SEBI clears MCX IPO proposal

The clearance of the Securities and Exchange Board of India (SEBI) is valid for 12 months from now. The exchange has been asked to file offer document with stock exchange/ROC, a company spokesperson said here.

The Multi-Commodity Exchange of India (MCX) had filed DRHP with SEBI for an IPO of 6,427,378 equity shares of Rs 10 each through an offer for sale by existing shareholders.
The offer constitutes 12.60 per cent of the paid-up equity share capital of the company.
The offer will be through a 100 per cent book-building process, wherein not more than 50 per cent of the net offer will be allocated on a proportionate basis to qualified institutional buyers, not less than 15 per cent of the issue will be available to non-institutional bidders and not less than 35 per cent of the issue will be available to retail individual bidders.
The exchange has diverse shareholding pattern with international names like NYSE Euronext, Fidelity, Merrill and leading Govt institutions like SBI, Nabard, Corporation Bank.
Financial Technologies (India) Ltd, State Bank of India, GLG Financials Fund, Alexandra Mauritius, Corporation Bank, ICICI Lombard General Insurance Company and Bank of Baroda are the selling shareholders in the offer. FTIL (Promotors of MCX) holds 31 per cent before IPO and will dilute to 26 per cent.

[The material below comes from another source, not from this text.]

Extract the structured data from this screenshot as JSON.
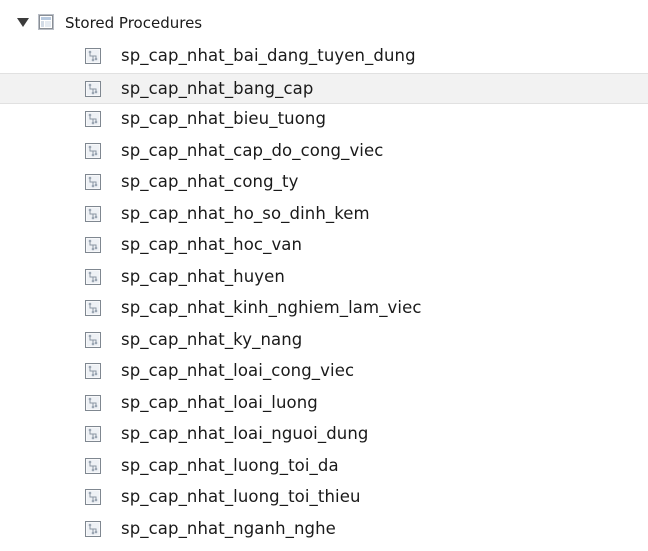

Listing is expected to ensure the highest level of shareholder and public scrutiny, corporate governance and transparent trade practices, the official said.

The exchange paid dividend over 3.15 times that of equity since its inception.
MCX is the sixth largest commodity exchange in the world with No 1 in silver and No 2 ranking in gold. It would be the first exchange in India to go public and get India at par with other countries with listed exchanges such as the US, Hong Kong, the UK, Singapore, Japan and Australia.

Edelweiss Capital, Citigroup Global Markets India and Morgan Stanley India Company are the book running lead managers to the offer.